De pronto, el derecho universal a las vacaciones en la Polinesia, la inversión inmobiliaria en Miami y a la compra de autos importados, se desatiende por la acción de una patota fiscal a la que se le ocurre preguntar de dónde salió la plata para comprar la divisa estadounidense. Y en esa locura, el desencanto de quienes tienen la posibilidad económica de tener ese problema se socializa en una parálisis de negocios inmobiliarios que, de acuerdo a esta teoría, ya no es culpa de la brecha enorme entre los valores que piden los poseedores del bien y los ingresos de la demanda que lo necesita, sino del "cepo" cambiario.
El gobierno contribuye a esa percepción cuando expresa su propia voracidad por la divisa estadounidense, dejando que un funcionario sobreactúe la persecución del dólar chiquitaje con la misma pasión con la que dejó fugar miles de millones en los últimos cuatro años. La lección, igualmente, por ahora fue aprendida. Lejos de la dramatización, en estos días de fiebre en el escuálido mercado del blue, el Banco Central siguió acumulando dólares, que en buena parte serán utilizados para pagar los vencimientos de bonos de deuda nominados en dólares.
El superávit comercial, que en los números del comercio exterior de abril mostró la cara recesiva al ser acompañado de una fuerte caída de exportaciones e importaciones, se ofrece como la garantía de que no faltarán divisas. El gobierno muestra así que está dispuesto a todo por un puñado de dólares, que serán destinados a satisfacer la necesidad de divisas de un conjunto de agentes económicos que conforman la burguesía del modelo de la posconvertibilidad. Pero los tiempos de la civilización se imponen aquí a los tiempos de la economía, y el utillaje mental que informa la cultura de clase media de gobernantes y gobernados lee en este circuito la señal del Apocalipsis. Y actúa en consecuencia.
Sobre todo, cuando la violenta protesta de un conjunto de dirigentes rurales que se oponen a pagar impuestos en una proporción más cercana al valor real de los campos en Buenos Aires, promete una suerte de conflicto 125 después de la gripe. La amenaza de una nueva guerra gaucha, dispersa en focos provinciales pero con aspiraciones nacionales, espera ansiosa ser comprada por el sector de la clase política que siempre está dispuesto a subirse al primer tractor.
Así, el menú infernal parece servido. Los ojos del miedo ven en las inspecciones de la Afip "el nuevo corralito" y en la suba del inmobiliario rural el germen de un nuevo conflicto rural. Las pesadillas cobran vida en los tenedores de activos y los poseedores de bienes de producción.
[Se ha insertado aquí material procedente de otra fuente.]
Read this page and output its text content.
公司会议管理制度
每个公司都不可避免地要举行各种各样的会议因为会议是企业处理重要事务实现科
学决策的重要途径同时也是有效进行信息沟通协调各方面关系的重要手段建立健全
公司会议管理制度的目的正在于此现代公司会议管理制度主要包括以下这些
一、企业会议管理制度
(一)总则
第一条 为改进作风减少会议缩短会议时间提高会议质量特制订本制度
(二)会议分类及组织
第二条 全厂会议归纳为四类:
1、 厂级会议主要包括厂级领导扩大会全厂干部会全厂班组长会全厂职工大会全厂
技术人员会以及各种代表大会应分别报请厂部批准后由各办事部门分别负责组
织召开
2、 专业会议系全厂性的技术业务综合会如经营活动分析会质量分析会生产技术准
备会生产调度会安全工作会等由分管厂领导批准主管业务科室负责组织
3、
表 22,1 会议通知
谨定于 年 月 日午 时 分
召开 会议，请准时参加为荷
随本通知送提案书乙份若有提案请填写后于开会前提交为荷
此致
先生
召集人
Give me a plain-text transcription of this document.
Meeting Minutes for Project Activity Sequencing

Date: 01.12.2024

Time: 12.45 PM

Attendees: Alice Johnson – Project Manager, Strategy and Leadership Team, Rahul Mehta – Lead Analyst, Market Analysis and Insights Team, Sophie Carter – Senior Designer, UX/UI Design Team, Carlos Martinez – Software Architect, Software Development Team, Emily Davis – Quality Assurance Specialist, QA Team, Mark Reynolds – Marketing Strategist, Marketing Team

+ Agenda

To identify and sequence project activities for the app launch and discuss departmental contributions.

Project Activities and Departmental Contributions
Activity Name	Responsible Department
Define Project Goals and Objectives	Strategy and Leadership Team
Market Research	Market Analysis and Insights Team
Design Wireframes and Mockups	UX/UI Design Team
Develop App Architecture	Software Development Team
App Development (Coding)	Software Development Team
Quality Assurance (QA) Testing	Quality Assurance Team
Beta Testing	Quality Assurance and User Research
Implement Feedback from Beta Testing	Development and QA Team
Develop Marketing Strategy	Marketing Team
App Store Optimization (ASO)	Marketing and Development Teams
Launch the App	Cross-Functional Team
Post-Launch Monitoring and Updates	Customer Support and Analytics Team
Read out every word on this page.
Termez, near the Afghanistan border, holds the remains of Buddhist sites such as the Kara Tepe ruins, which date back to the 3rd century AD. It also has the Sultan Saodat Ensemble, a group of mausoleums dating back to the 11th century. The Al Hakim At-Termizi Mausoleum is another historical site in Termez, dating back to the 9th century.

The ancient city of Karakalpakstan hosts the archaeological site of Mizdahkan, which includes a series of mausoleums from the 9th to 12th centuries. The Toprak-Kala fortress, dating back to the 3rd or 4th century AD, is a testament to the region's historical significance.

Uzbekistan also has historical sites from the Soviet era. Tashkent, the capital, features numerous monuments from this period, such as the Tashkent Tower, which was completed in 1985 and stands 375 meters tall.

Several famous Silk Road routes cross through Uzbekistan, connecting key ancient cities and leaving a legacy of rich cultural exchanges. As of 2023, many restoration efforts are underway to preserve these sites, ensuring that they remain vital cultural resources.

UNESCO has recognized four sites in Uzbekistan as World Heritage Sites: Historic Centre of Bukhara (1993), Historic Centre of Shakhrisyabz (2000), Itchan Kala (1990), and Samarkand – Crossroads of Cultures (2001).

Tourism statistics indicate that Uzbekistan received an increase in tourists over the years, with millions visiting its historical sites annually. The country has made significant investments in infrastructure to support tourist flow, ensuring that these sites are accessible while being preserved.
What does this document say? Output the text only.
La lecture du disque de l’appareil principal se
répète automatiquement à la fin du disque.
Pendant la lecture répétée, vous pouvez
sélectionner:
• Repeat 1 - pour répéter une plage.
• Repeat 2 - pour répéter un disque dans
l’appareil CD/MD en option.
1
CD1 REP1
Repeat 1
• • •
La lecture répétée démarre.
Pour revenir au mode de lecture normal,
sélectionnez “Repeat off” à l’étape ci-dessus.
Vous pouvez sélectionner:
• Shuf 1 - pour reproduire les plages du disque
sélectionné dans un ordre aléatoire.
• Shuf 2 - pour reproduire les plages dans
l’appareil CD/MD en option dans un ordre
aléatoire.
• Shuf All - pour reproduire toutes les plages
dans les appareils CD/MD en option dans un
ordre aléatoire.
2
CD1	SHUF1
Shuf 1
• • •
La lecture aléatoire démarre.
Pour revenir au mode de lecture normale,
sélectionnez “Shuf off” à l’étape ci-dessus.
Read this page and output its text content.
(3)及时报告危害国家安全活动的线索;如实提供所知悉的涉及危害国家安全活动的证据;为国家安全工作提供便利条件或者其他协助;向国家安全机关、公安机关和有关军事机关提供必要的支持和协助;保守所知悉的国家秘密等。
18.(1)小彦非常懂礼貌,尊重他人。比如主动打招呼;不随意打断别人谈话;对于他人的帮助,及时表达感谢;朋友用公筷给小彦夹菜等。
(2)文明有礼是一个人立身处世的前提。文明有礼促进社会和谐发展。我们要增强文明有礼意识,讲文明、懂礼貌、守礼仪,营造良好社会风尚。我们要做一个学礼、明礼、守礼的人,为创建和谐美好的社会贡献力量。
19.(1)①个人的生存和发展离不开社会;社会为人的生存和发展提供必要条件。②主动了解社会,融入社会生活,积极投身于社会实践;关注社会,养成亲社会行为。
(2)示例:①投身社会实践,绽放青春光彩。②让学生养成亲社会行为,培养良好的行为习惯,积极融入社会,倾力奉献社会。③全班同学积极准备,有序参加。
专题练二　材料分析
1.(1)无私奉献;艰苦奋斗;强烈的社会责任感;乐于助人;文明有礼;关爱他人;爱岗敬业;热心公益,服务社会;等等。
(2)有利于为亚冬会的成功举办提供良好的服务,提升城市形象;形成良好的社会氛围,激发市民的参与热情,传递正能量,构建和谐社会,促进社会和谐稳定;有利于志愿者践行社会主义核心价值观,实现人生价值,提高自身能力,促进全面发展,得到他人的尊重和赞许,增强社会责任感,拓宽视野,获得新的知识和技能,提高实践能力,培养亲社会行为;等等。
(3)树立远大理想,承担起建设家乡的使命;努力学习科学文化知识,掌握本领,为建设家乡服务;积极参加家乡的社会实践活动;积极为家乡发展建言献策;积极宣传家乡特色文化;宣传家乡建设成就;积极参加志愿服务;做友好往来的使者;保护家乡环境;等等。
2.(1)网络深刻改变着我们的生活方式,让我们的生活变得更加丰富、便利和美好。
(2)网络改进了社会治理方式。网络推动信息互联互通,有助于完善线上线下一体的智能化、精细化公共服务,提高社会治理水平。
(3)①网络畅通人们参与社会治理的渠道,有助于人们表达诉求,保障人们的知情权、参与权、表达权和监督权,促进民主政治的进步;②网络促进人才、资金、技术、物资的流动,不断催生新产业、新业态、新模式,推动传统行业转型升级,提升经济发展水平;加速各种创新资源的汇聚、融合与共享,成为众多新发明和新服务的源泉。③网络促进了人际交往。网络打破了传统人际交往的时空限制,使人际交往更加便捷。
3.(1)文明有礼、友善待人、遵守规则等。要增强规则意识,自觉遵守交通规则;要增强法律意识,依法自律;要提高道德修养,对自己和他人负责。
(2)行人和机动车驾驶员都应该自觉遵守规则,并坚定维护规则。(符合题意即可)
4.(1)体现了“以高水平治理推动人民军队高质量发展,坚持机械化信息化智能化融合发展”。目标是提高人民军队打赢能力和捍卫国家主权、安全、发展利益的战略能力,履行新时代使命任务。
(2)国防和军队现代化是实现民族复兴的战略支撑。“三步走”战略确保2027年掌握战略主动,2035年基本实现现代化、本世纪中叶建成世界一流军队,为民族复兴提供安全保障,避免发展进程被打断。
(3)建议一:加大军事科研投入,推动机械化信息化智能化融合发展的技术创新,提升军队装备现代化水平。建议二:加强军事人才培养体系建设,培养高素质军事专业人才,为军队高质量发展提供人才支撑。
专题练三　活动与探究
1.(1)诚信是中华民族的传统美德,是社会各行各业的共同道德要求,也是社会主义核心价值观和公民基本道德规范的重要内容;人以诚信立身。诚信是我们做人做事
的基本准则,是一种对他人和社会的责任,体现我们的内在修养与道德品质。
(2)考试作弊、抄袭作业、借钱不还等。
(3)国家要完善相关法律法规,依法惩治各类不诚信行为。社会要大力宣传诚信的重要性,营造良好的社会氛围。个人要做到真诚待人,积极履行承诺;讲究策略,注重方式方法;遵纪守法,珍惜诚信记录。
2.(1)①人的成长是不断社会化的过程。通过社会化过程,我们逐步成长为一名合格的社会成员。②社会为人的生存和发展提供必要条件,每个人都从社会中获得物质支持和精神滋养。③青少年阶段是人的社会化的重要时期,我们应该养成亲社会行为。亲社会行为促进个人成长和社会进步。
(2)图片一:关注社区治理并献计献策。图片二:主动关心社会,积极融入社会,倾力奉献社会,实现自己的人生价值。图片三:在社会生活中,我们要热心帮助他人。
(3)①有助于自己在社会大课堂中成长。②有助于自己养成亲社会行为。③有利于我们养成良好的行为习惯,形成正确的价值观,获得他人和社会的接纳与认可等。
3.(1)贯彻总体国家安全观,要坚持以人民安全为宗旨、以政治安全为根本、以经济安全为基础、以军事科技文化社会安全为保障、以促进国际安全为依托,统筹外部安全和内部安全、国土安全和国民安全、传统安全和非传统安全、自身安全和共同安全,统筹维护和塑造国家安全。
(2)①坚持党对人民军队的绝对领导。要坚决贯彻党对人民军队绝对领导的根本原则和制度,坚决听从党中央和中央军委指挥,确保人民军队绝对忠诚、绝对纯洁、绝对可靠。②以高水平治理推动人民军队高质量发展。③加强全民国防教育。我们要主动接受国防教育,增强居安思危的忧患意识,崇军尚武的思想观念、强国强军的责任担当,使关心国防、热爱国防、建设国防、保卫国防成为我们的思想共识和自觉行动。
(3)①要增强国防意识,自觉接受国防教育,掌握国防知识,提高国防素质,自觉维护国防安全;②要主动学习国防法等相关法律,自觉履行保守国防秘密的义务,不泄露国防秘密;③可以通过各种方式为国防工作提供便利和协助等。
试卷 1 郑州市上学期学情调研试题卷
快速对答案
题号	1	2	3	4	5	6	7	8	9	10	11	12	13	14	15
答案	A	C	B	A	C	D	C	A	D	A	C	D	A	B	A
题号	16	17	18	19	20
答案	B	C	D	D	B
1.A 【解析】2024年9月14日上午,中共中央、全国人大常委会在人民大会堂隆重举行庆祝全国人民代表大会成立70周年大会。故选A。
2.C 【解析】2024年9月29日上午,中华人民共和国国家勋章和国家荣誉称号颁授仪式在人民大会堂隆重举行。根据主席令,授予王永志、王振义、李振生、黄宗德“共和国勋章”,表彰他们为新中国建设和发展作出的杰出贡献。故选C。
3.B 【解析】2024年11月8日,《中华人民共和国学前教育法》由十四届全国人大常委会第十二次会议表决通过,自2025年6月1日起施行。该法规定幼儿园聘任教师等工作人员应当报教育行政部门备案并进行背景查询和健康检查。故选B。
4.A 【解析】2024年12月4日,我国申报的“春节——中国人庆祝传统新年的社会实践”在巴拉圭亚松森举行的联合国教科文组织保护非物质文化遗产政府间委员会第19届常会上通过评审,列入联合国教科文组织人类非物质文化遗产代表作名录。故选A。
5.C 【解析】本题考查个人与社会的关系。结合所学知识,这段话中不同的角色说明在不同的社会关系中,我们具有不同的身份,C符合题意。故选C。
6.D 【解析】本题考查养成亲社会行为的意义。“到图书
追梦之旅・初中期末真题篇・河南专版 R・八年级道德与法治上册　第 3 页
Por eso, "muchaaachos", no es momento de pedir aumentos de sueldo. ¿El 24 por ciento? "Una locura". La calle está dura, Europa se cae, Moreno nos reta y la ropa no se seca por la humedad. Pero no se preocupen. El salario se paga. En cuotas, en negro, con una caídita o en billetes del estanciero. Pero tampoco es cuestión de despertar la inflación, ¿no? Con lo planchados que están los precios. "Es momento de dejar de tirar mala onda y poner el hombre entre todos", parecen decir los patrones. En realidad, no son tan originales. Esa frase ya fue escuchada. La dijo Cristina en uno de sus últimos discursos de disciplinamiento de paritarias. Como un eslabón más de un programa de autoajuste del modelo que se le fue de las manos a la política oficial. Más, mucho más, que el precio del dólar.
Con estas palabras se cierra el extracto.